A week later, the sting of humiliation hasn't lessened. You've ruined everything. Would he ever want to be around a child like you, a little baby who drunkenly calls people and whines to them?! Someone as regally sophisticated, brilliant, as that - god damn it, Mary, you fucked everything up. Whatever he might have said that night, he regretted the next morning. Her friends keep referring to the evening, laughing, "God that was so much fun; I felt like a kid again!" yes, well.

Everything is ruined. She throws herself into the last classes of the semester, viciously trying to beat Patrick Brown in the lab, really just trying to forget herself.

But he, as he always will, as he always has, anticipates.

The night she called him, her 23rd birthday was barely ten days away. So: a card arrives in the mail, her name and address scrawled in his handwriting.

Her heart stops stops stops she cannot breathe she cannot move she slides to the floor beside her hall table, where she sat a week ago beside a glass of wine.
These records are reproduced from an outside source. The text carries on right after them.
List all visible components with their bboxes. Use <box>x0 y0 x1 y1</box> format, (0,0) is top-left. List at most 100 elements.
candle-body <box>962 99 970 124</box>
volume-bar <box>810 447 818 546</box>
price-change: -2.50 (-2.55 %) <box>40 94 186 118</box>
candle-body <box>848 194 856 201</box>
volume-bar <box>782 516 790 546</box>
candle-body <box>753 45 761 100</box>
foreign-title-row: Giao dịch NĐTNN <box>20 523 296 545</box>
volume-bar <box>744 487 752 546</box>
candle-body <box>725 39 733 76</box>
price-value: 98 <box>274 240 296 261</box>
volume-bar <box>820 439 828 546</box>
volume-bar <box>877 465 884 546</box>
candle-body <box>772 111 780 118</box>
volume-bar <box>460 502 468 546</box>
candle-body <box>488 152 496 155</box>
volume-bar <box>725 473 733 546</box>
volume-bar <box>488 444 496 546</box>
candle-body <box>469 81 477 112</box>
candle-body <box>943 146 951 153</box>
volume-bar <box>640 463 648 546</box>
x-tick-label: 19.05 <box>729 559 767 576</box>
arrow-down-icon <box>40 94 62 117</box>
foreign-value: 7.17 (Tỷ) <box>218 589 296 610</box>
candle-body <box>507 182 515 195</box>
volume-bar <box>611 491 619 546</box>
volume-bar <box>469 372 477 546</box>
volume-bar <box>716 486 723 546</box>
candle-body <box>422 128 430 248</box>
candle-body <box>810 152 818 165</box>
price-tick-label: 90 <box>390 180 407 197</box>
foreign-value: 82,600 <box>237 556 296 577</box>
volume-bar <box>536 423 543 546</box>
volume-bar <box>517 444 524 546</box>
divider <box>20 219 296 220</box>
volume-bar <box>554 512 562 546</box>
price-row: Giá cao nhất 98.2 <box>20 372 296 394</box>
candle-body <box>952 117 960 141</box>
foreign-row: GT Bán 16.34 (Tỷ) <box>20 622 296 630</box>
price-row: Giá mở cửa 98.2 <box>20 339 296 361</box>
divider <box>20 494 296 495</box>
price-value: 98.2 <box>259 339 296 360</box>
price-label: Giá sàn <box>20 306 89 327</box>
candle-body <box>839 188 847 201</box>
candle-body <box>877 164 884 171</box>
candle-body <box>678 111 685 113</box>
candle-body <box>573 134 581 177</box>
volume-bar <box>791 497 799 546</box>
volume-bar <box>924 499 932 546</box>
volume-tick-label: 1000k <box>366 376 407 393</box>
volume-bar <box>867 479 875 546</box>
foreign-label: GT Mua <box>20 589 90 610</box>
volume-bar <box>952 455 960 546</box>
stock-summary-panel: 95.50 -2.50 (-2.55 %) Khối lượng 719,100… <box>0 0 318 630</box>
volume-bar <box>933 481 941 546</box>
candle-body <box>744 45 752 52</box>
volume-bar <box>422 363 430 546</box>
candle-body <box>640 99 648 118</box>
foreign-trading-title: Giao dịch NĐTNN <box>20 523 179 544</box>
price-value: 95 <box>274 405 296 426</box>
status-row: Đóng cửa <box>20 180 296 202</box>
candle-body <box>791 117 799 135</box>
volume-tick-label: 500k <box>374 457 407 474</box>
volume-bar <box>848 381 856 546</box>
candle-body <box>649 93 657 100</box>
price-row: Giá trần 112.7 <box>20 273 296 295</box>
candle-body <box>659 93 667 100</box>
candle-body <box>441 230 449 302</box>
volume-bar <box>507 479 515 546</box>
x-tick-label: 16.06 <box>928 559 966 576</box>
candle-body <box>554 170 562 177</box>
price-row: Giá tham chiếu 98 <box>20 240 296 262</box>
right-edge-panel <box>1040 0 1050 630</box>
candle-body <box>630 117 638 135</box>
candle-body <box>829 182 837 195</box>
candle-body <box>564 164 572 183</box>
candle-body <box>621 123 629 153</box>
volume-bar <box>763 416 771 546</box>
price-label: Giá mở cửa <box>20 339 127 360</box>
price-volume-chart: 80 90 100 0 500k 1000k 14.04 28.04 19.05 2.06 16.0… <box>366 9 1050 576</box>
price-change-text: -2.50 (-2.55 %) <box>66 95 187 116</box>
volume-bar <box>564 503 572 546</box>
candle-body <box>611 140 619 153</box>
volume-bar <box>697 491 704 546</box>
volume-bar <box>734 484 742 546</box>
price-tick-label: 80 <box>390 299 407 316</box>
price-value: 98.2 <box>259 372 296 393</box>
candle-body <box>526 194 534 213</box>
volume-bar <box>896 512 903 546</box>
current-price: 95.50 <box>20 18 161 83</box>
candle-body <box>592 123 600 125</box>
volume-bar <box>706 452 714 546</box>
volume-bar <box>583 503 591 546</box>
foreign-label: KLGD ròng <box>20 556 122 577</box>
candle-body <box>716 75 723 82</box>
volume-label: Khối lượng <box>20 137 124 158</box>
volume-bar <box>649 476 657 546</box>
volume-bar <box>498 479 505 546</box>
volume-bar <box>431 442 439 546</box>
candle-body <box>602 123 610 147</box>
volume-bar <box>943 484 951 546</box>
She builds the courage to open the envelope, slowly. And it is the same stupid Hallmark card, the exact same one, from five years ago.

Beautiful Mary -

Wishing you all the best on your 23rd, though I very much hope the best is ahead. With regards to our phone conversation last week, please know: whatever thrills you're seeking, I will be there.

- Chet

In two months, it will be June 9th, 1993; the first time they'll see each other since this card.

They will spend the next nine years in each other's arms.